Cape Town - National Treasury will likely lower its growth forecasts on the back of lower commodity prices, Kim Silberman, an economist at Standard Bank’s SBG Securities (SBGS), said on Tuesday.
According to Silberman, Finance Minister Nhlanhla Nene is likely to announce a lower growth forecast during his mini budget speech in Parliament on Wednesday.
Treasury will likely lower its real gross domestic product (GDP) growth forecasts from 2.0%, 2.6% and 3.0% for 2015/16, 2016/2017 and 2017/18 financial years respectively, to around 1.5%, 2.1% and 2.9%, said Silberman.

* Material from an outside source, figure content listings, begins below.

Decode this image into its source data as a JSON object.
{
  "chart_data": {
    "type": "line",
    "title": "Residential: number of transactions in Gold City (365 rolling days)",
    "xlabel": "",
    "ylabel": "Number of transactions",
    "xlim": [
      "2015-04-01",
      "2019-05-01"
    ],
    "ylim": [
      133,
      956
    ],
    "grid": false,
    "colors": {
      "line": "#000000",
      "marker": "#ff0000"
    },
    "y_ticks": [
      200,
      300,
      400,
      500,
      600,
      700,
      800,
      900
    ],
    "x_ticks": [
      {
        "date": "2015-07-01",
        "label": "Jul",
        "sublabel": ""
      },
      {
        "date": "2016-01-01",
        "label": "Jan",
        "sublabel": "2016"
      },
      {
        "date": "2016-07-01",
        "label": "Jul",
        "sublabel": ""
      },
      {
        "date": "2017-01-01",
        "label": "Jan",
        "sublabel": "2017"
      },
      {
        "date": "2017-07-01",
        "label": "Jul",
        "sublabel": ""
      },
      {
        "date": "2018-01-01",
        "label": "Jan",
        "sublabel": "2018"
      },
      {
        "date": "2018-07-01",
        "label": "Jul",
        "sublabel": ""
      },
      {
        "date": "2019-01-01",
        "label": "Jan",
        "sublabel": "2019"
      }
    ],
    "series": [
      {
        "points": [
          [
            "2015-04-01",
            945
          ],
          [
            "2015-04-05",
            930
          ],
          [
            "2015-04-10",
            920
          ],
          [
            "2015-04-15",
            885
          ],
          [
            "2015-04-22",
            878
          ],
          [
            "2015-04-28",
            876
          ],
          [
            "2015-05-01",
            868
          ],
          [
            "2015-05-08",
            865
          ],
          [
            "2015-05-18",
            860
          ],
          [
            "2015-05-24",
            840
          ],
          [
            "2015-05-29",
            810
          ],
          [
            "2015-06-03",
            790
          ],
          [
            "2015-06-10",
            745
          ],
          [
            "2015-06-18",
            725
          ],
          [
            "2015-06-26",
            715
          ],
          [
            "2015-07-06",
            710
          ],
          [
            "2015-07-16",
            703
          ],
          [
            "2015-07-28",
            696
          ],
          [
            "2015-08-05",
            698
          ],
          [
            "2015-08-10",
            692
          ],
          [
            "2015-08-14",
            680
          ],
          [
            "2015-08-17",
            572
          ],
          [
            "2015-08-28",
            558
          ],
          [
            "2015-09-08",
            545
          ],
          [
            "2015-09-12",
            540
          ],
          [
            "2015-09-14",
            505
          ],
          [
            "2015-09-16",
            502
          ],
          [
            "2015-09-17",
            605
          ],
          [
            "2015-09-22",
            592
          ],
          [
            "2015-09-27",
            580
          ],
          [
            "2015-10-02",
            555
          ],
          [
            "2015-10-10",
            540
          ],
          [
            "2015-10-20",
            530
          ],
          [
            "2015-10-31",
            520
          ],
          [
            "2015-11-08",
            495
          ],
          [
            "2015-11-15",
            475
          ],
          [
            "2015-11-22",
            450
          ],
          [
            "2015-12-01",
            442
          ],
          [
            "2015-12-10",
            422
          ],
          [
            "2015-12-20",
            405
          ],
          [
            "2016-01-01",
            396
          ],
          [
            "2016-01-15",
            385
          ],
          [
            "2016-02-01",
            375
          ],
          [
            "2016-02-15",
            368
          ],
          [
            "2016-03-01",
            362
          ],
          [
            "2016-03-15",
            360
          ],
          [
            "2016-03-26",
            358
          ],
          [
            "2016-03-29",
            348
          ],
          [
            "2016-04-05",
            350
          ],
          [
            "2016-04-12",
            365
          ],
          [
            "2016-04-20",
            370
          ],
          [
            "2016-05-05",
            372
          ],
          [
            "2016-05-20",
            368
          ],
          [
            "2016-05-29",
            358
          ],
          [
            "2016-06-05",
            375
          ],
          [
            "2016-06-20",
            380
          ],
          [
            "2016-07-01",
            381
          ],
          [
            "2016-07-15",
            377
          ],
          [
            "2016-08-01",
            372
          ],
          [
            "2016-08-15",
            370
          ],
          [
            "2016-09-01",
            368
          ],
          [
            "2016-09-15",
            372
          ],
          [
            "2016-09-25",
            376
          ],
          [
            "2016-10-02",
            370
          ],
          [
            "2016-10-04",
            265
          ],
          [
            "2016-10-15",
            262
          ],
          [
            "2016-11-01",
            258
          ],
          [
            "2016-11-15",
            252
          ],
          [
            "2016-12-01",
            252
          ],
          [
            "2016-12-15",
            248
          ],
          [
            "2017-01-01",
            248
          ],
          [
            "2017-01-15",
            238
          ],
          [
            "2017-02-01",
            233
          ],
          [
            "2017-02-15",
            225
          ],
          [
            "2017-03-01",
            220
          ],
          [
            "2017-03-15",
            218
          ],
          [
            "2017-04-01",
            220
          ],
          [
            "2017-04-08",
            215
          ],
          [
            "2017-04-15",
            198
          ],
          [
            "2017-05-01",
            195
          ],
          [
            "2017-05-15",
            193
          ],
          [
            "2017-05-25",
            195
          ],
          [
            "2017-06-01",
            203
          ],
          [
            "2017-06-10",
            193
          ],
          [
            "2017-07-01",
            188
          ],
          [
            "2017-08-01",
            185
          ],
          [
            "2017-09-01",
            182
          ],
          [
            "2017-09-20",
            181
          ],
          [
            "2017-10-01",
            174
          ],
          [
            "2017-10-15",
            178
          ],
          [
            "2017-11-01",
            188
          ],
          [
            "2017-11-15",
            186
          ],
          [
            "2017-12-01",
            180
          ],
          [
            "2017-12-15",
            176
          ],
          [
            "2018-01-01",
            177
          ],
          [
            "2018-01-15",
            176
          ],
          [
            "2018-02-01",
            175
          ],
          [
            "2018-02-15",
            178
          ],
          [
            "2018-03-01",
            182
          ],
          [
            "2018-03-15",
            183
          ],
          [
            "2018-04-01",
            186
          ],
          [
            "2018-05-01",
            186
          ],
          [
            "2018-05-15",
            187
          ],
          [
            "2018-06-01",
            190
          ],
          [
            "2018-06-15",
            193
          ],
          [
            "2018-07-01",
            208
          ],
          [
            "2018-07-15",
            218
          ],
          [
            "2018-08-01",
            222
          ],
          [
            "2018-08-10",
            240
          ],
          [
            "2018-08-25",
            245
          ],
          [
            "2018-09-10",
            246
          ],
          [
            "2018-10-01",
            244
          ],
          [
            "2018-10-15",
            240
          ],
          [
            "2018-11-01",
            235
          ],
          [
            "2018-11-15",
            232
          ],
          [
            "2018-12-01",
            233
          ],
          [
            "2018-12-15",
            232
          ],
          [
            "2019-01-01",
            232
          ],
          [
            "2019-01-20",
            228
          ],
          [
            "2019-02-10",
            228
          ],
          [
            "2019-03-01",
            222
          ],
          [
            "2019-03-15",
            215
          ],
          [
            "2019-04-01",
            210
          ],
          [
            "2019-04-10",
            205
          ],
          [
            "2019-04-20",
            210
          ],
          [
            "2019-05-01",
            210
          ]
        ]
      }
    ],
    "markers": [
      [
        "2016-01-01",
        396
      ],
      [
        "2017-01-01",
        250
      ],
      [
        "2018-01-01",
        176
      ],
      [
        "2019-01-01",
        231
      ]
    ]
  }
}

Nene’s February budget stated that, in the event of a 10% decline in South Africa’s export commodity prices, real GDP growth would fall to 1.5% in 2015 and 2.1% in 2016.
“Although several of SA’s commodity exports have fallen more than 10% since February, we suspect these GDP growth estimates may be a good indication of the revised GDP growth rates, which will appear in the … mini budget this week, and that growth in 2017/18 will be revised to below 3%,” said Silberman.
SBGS believes the budget deficit could widen to 4.1% in 2015/16, instead of the 3.9% estimated in the February budget.
“Gross debt to GDP could widen to over 50% of GDP by 2017/18 and, importantly, may not flatten out over the budget period,” said Silberman. “The plateauing of debt to GDP was a key factor in Moody’s argument to maintain SA’s investment grade rating.”
Moody’s kept the country’s credit rating at Baa2 this year and said it did not expect to lower that rating this year.
“If we assume GDP growth of 1.3% in 2015/16, we estimate the budget deficit would widen to 4.1% of GDP and total gross loan debt could rise to 47.9% versus Treasury’s estimates of 3.9% and 47.3%,” said Silberman.
“We have previously noted that the elasticity of revenue to GDP could also disappoint as a result of inflation being overstated. Both the Consumer Price Index (CPI) and Producer Price Inflation (PPI) have fallen significantly in 2015, with CPI averaging 4.7% since the start of the budget year and PPI averaging 3.4%.”
Treasury has assumed inflation of 5.9% for 2015/16.
“Should GDP growth and the elasticity of revenue to GDP disappoint to the downside, this could see the 2015/16 budget deficit widen to as much as 4.5% of GDP, while gross loan debt to GDP could increase to 48.3% in the current fiscal year,” said Silberman.